Particles in the apoferritin tomograms (Supplementary Videos 3, 6, 7, & 8) were picked manually using Dynamo[35]. Particle picks were separated by location: 1) Particles over the carbon in the zero-degree projection direction or adsorbed to the carbon, 2) Particles adsorbed to the air-water interfaces in the grid holes, and 3) Non-adsorbed particles in the grid holes[36]. The particle picks and the resulting particle densities are shown in Supplementary Figures 1, 4, 5, & 6. Partial particles (where at least half of the particle is visible) were picked. The density of adsorbed particles was calculated by estimating the 2D surface area of each air-water interface and multiplying by the diameter of apoferritin to obtain the volume. We estimate that particle identification is accurate to within 1% and is complete to within 1% while volume measurements are estimated to be accurate to within 5% due to ice curvature and grid shape approximations, thus density calculations are likely accurate to within 5%. Density calculations were only performed on one tomogram (one location on the grid) per apoferritin grid, therefore while we estimate our counting accuracy for this one tomogram to be 5% it is clearly not applicable across the entire grid.
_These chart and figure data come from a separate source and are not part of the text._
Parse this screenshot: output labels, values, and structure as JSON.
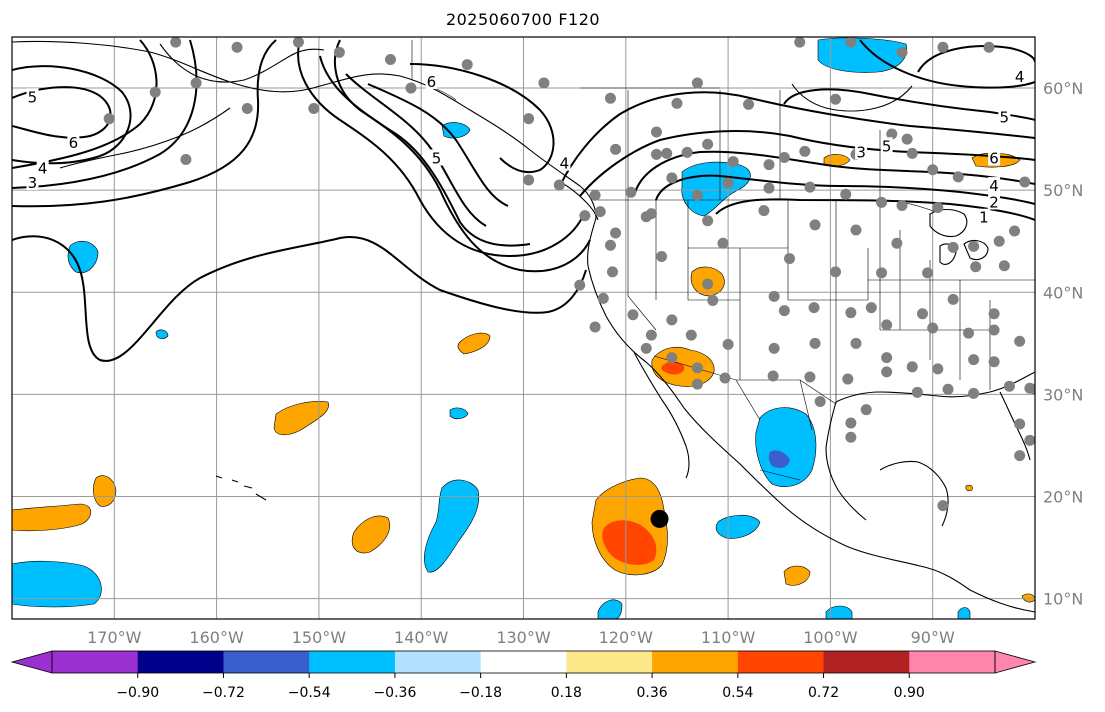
{
  "title": "2025060700 F120",
  "map": {
    "projection": "PlateCarree",
    "lon_range": [
      -180,
      -80
    ],
    "lat_range": [
      8,
      65
    ],
    "lon_ticks": [
      {
        "value": -170,
        "label": "170°W"
      },
      {
        "value": -160,
        "label": "160°W"
      },
      {
        "value": -150,
        "label": "150°W"
      },
      {
        "value": -140,
        "label": "140°W"
      },
      {
        "value": -130,
        "label": "130°W"
      },
      {
        "value": -120,
        "label": "120°W"
      },
      {
        "value": -110,
        "label": "110°W"
      },
      {
        "value": -100,
        "label": "100°W"
      },
      {
        "value": -90,
        "label": "90°W"
      }
    ],
    "lat_ticks": [
      {
        "value": 10,
        "label": "10°N"
      },
      {
        "value": 20,
        "label": "20°N"
      },
      {
        "value": 30,
        "label": "30°N"
      },
      {
        "value": 40,
        "label": "40°N"
      },
      {
        "value": 50,
        "label": "50°N"
      },
      {
        "value": 60,
        "label": "60°N"
      }
    ],
    "gridlines": true,
    "contour_labels": [
      {
        "text": "5",
        "lon": -178,
        "lat": 59
      },
      {
        "text": "6",
        "lon": -174,
        "lat": 54.5
      },
      {
        "text": "4",
        "lon": -177,
        "lat": 52
      },
      {
        "text": "3",
        "lon": -178,
        "lat": 50.6
      },
      {
        "text": "6",
        "lon": -139,
        "lat": 60.5
      },
      {
        "text": "5",
        "lon": -138.5,
        "lat": 53
      },
      {
        "text": "4",
        "lon": -126,
        "lat": 52.5
      },
      {
        "text": "3",
        "lon": -97,
        "lat": 53.6
      },
      {
        "text": "5",
        "lon": -94.5,
        "lat": 54.2
      },
      {
        "text": "6",
        "lon": -84,
        "lat": 53
      },
      {
        "text": "5",
        "lon": -83,
        "lat": 57
      },
      {
        "text": "4",
        "lon": -81.5,
        "lat": 61
      },
      {
        "text": "4",
        "lon": -84,
        "lat": 50.3
      },
      {
        "text": "2",
        "lon": -84,
        "lat": 48.7
      },
      {
        "text": "1",
        "lon": -85,
        "lat": 47.2
      }
    ],
    "stations": [
      [
        -164,
        64.5
      ],
      [
        -158,
        64
      ],
      [
        -152,
        64.5
      ],
      [
        -148,
        63.5
      ],
      [
        -143,
        62.8
      ],
      [
        -135.5,
        62.3
      ],
      [
        -128,
        60.5
      ],
      [
        -121.5,
        59
      ],
      [
        -113,
        60.5
      ],
      [
        -103,
        64.5
      ],
      [
        -98,
        64.5
      ],
      [
        -93,
        63.5
      ],
      [
        -89,
        64
      ],
      [
        -84.5,
        64
      ],
      [
        -162,
        60.5
      ],
      [
        -166,
        59.6
      ],
      [
        -170.5,
        57
      ],
      [
        -157,
        58
      ],
      [
        -163,
        53
      ],
      [
        -150.5,
        58
      ],
      [
        -141,
        60
      ],
      [
        -129.5,
        57
      ],
      [
        -115,
        58.5
      ],
      [
        -108,
        58.4
      ],
      [
        -99.5,
        58.9
      ],
      [
        -117,
        55.7
      ],
      [
        -94,
        55.5
      ],
      [
        -92.5,
        55
      ],
      [
        -121,
        54
      ],
      [
        -114,
        53.7
      ],
      [
        -116,
        53.6
      ],
      [
        -117,
        53.5
      ],
      [
        -112,
        54.5
      ],
      [
        -109.5,
        52.8
      ],
      [
        -106,
        52.5
      ],
      [
        -104.5,
        53.2
      ],
      [
        -102.5,
        53.8
      ],
      [
        -97.5,
        53.5
      ],
      [
        -92,
        53.6
      ],
      [
        -90,
        52
      ],
      [
        -87.5,
        51.3
      ],
      [
        -81,
        50.8
      ],
      [
        -126.5,
        50.5
      ],
      [
        -129.5,
        51
      ],
      [
        -123,
        49.5
      ],
      [
        -119.5,
        49.8
      ],
      [
        -122.5,
        47.9
      ],
      [
        -118,
        47.4
      ],
      [
        -115.5,
        51.2
      ],
      [
        -113,
        49.5
      ],
      [
        -110,
        50.7
      ],
      [
        -106,
        50.2
      ],
      [
        -102,
        50.3
      ],
      [
        -98.5,
        49.6
      ],
      [
        -95,
        48.8
      ],
      [
        -93,
        48.5
      ],
      [
        -89.5,
        48.3
      ],
      [
        -124,
        47.5
      ],
      [
        -121,
        45.8
      ],
      [
        -117.5,
        47.7
      ],
      [
        -112,
        47
      ],
      [
        -106.5,
        48
      ],
      [
        -101.5,
        46.6
      ],
      [
        -97.5,
        46.1
      ],
      [
        -93.5,
        44.8
      ],
      [
        -88,
        44.4
      ],
      [
        -86,
        44.5
      ],
      [
        -83.5,
        45
      ],
      [
        -82,
        46
      ],
      [
        -121.5,
        44.6
      ],
      [
        -116.5,
        43.5
      ],
      [
        -110.5,
        44.8
      ],
      [
        -104,
        43.3
      ],
      [
        -99.5,
        42
      ],
      [
        -95,
        41.9
      ],
      [
        -90.5,
        41.9
      ],
      [
        -85.8,
        42.5
      ],
      [
        -83,
        42.6
      ],
      [
        -79.5,
        40.3
      ],
      [
        -121.3,
        42
      ],
      [
        -124.5,
        40.7
      ],
      [
        -112,
        40.8
      ],
      [
        -105.5,
        39.6
      ],
      [
        -101.6,
        38.5
      ],
      [
        -96,
        38.5
      ],
      [
        -91,
        37.9
      ],
      [
        -88,
        39.3
      ],
      [
        -84,
        37.9
      ],
      [
        -79.5,
        40
      ],
      [
        -122.2,
        39.4
      ],
      [
        -119.3,
        37.8
      ],
      [
        -115.5,
        37.3
      ],
      [
        -111.5,
        39.2
      ],
      [
        -104.5,
        38.2
      ],
      [
        -98,
        38
      ],
      [
        -94.5,
        36.8
      ],
      [
        -90,
        36.5
      ],
      [
        -86.5,
        36
      ],
      [
        -84,
        36.3
      ],
      [
        -81.5,
        35.2
      ],
      [
        -123,
        36.6
      ],
      [
        -117.5,
        35.8
      ],
      [
        -113.6,
        35.8
      ],
      [
        -110,
        34.9
      ],
      [
        -105.5,
        34.5
      ],
      [
        -101.5,
        35
      ],
      [
        -97.5,
        35
      ],
      [
        -94.5,
        33.6
      ],
      [
        -92,
        32.7
      ],
      [
        -89.5,
        32.5
      ],
      [
        -86,
        33.4
      ],
      [
        -84,
        33.2
      ],
      [
        -80,
        30.5
      ],
      [
        -118,
        34.5
      ],
      [
        -115.5,
        33.6
      ],
      [
        -113,
        32.6
      ],
      [
        -110.3,
        31.6
      ],
      [
        -105.6,
        31.8
      ],
      [
        -102,
        31.7
      ],
      [
        -98.3,
        31.5
      ],
      [
        -94.5,
        32.2
      ],
      [
        -91.5,
        30.2
      ],
      [
        -88.5,
        30.5
      ],
      [
        -86,
        30.1
      ],
      [
        -82.5,
        30.8
      ],
      [
        -80.5,
        30.6
      ],
      [
        -101,
        29.3
      ],
      [
        -98,
        27.2
      ],
      [
        -96.5,
        28.5
      ],
      [
        -98,
        25.8
      ],
      [
        -81.5,
        27.1
      ],
      [
        -80.5,
        25.5
      ],
      [
        -81.5,
        24
      ],
      [
        -89,
        19.1
      ],
      [
        -113,
        31
      ]
    ],
    "marker": {
      "lon": -116.7,
      "lat": 17.8,
      "shape": "black-dot"
    }
  },
  "colorbar": {
    "colors": [
      "#9b30d0",
      "#00008b",
      "#3a5fcd",
      "#00bfff",
      "#b2e2ff",
      "#ffffff",
      "#fee98a",
      "#ffa500",
      "#ff4500",
      "#b22222",
      "#ff85ad"
    ],
    "ticks": [
      {
        "value": -0.9,
        "label": "−0.90"
      },
      {
        "value": -0.72,
        "label": "−0.72"
      },
      {
        "value": -0.54,
        "label": "−0.54"
      },
      {
        "value": -0.36,
        "label": "−0.36"
      },
      {
        "value": -0.18,
        "label": "−0.18"
      },
      {
        "value": 0.18,
        "label": "0.18"
      },
      {
        "value": 0.36,
        "label": "0.36"
      },
      {
        "value": 0.54,
        "label": "0.54"
      },
      {
        "value": 0.72,
        "label": "0.72"
      },
      {
        "value": 0.9,
        "label": "0.90"
      }
    ],
    "extend": "both"
  }
}
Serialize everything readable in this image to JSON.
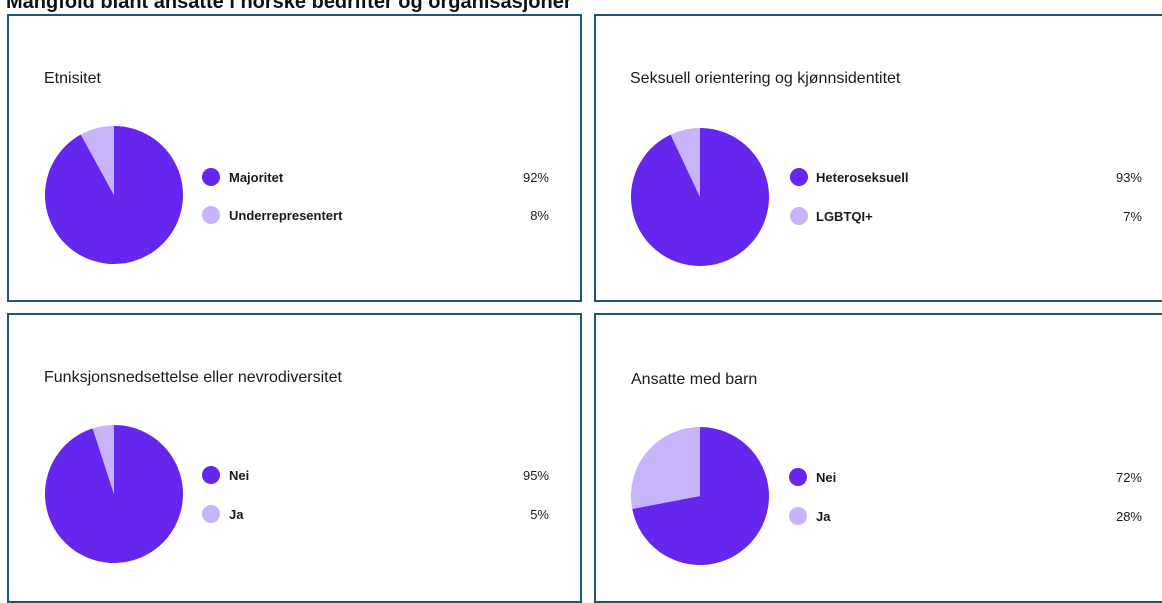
{
  "header": {
    "title": "Mangfold blant ansatte i norske bedrifter og organisasjoner"
  },
  "colors": {
    "primary": "#6526ed",
    "secondary": "#c8b4fa",
    "border": "#1f5670"
  },
  "chart_data": [
    {
      "type": "pie",
      "title": "Etnisitet",
      "categories": [
        "Majoritet",
        "Underrepresentert"
      ],
      "values": [
        92,
        8
      ],
      "labels": [
        "92%",
        "8%"
      ],
      "colors": [
        "#6526ed",
        "#c8b4fa"
      ],
      "legend": "right"
    },
    {
      "type": "pie",
      "title": "Seksuell orientering og kjønnsidentitet",
      "categories": [
        "Heteroseksuell",
        "LGBTQI+"
      ],
      "values": [
        93,
        7
      ],
      "labels": [
        "93%",
        "7%"
      ],
      "colors": [
        "#6526ed",
        "#c8b4fa"
      ],
      "legend": "right"
    },
    {
      "type": "pie",
      "title": "Funksjonsnedsettelse eller nevrodiversitet",
      "categories": [
        "Nei",
        "Ja"
      ],
      "values": [
        95,
        5
      ],
      "labels": [
        "95%",
        "5%"
      ],
      "colors": [
        "#6526ed",
        "#c8b4fa"
      ],
      "legend": "right"
    },
    {
      "type": "pie",
      "title": "Ansatte med barn",
      "categories": [
        "Nei",
        "Ja"
      ],
      "values": [
        72,
        28
      ],
      "labels": [
        "72%",
        "28%"
      ],
      "colors": [
        "#6526ed",
        "#c8b4fa"
      ],
      "legend": "right"
    }
  ]
}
Data availability statement.

Single particle half maps, full sharpened maps, and masks for insulin-bound insulin receptor (200 ms spot-to-plunge time), insulin-bound insulin receptor (800 ms), and hemagglutinin (100 ms) have been deposited to the Electron Microscopy Data Bank (EMDB) with accession codes EMD-7788, EMD-7791, and EMD-7792, respectively. The full single particle collection of hemagglutinin (100 ms and 500 ms) has been deposited to the Electron Microscopy Pilot Image Archive (EMPIAR) with accession codes EMPIAR-10175 and EMPIAR-10197, respectively. Single particle cryoET tomograms have been deposited to the EMDB with accession codes EMD-7623, EMD-7624, EMD-7625, EMD-7150, EMD-7627, EMD-7628, EMD-7629, and EMD-7630. Single particle cryoET tilt-series, cryoET tilt-series alignment runs with Appion-Protomo, cryoET tomograms, and apoferritin particle picks have been deposited to the EMPIAR with accession codes EMPIAR-10169, EMPIAR-10170, EMPIAR-10171, EMPIAR-10141, EMPIAR-10172, EMPIAR-10129, EMPIAR-10173, and EMPIAR-10174.